Abstract:In this paper, we propose a transmission mechanism for fluid antennas (FAs) enabled multiple-input multiple-output (MIMO) communication systems based on index modulation (IM), named FA-IM, which incorporates the principle of IM into FAs-assisted MIMO system to improve the spectral efficiency (SE) without increasing the hardware complexity. In FA-IM, the information bits are mapped not only to the modulation symbols, but also the index of FA position patterns.

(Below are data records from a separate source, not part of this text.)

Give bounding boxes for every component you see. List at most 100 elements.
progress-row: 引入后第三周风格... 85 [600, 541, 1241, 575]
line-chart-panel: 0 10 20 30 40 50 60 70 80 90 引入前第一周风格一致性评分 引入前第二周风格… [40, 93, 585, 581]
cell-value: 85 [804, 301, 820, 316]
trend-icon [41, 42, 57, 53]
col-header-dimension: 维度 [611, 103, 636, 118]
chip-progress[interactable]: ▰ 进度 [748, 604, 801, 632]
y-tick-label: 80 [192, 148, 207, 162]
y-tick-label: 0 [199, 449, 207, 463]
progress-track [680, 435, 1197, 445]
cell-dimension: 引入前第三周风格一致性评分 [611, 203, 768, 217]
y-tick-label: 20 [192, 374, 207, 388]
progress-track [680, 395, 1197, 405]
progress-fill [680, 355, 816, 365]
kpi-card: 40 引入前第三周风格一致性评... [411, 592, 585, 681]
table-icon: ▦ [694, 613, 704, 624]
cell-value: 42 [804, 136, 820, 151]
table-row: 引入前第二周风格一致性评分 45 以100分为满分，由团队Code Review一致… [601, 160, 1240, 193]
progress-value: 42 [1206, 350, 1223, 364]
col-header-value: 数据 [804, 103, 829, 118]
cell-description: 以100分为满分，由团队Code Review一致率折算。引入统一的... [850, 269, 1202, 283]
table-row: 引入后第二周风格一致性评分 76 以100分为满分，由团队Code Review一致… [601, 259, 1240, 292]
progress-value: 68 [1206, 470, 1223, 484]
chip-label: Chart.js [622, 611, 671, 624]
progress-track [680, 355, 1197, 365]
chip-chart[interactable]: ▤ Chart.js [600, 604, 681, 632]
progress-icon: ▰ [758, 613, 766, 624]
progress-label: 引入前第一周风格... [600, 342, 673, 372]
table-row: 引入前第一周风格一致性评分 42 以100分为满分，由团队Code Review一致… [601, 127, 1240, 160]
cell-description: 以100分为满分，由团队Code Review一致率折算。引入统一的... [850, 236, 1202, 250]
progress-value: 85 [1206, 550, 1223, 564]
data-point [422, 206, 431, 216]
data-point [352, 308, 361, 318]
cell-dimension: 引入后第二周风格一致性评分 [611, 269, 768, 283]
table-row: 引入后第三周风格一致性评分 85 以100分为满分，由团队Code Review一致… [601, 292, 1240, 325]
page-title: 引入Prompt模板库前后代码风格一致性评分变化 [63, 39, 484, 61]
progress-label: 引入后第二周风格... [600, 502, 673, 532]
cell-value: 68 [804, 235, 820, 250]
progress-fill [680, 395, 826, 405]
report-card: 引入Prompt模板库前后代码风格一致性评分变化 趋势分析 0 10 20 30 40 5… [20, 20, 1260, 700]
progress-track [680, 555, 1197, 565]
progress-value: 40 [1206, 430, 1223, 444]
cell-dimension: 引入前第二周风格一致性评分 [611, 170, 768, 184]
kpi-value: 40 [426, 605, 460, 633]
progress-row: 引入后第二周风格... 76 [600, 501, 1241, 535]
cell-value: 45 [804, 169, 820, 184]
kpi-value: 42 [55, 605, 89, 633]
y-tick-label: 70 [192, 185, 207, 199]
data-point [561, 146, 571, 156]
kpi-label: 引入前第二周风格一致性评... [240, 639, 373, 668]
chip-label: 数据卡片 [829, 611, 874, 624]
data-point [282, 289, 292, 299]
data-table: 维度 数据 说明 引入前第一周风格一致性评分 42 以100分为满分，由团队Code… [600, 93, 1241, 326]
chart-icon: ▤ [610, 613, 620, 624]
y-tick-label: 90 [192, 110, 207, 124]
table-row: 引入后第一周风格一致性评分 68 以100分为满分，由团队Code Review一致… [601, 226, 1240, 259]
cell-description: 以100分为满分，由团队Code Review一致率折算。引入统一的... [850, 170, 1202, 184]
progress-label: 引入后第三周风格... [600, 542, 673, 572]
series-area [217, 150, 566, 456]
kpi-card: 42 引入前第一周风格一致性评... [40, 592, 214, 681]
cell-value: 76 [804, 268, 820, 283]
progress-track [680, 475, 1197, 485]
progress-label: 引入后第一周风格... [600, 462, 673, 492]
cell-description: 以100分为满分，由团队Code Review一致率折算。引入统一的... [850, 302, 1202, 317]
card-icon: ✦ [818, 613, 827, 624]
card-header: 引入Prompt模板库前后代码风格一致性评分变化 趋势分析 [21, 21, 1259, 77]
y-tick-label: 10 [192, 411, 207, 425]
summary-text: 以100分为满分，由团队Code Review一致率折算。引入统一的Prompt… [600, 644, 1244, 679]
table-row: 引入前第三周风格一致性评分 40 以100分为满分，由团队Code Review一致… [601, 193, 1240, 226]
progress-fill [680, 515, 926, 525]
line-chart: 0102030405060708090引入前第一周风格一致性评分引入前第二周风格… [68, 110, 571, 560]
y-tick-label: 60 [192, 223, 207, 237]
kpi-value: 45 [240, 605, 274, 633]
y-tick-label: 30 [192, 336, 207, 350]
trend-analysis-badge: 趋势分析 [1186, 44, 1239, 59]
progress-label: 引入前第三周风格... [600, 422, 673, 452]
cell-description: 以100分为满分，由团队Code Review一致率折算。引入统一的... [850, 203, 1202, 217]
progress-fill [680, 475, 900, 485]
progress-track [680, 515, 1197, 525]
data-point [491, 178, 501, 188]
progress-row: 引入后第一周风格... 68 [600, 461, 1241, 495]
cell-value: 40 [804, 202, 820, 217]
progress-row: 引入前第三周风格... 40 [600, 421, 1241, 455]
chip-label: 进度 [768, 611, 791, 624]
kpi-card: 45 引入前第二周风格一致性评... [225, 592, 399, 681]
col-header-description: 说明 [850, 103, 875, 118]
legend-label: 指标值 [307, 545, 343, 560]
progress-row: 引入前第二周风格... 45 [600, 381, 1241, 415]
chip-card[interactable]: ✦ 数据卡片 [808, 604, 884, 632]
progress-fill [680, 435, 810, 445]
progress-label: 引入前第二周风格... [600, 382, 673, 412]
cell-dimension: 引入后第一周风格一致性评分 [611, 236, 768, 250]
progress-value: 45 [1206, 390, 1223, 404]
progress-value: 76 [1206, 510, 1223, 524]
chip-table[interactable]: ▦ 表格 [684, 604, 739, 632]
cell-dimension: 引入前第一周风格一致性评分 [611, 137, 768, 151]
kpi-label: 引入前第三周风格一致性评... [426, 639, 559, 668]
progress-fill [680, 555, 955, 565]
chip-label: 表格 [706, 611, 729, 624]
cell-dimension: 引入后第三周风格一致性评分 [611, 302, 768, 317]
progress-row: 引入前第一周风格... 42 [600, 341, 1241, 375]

Additionally, the FA position pattern codebook is carefully designed to further enhance the system performance by maximizing the effective channel gains. Then, a low-complexity detector, referred to efficient sparse Bayesian detector, is proposed by exploiting the inherent sparsity of the transmitted FA-IM signal vectors. Finally, a closed-form expression for the upper bound on the average bit error probability (ABEP) is derived under the finite-path and infinite-path channel condition. Simulation results show that the proposed scheme is capable of improving the SE performance compared to the existing FAs-assisted MIMO and the fixed position antennas (FPAs)-assisted MIMO systems while obviating any additional hardware costs. It has also been shown that the proposed scheme outperforms the conventional FA-assisted MIMO scheme in terms of error performance under the same transmission rate.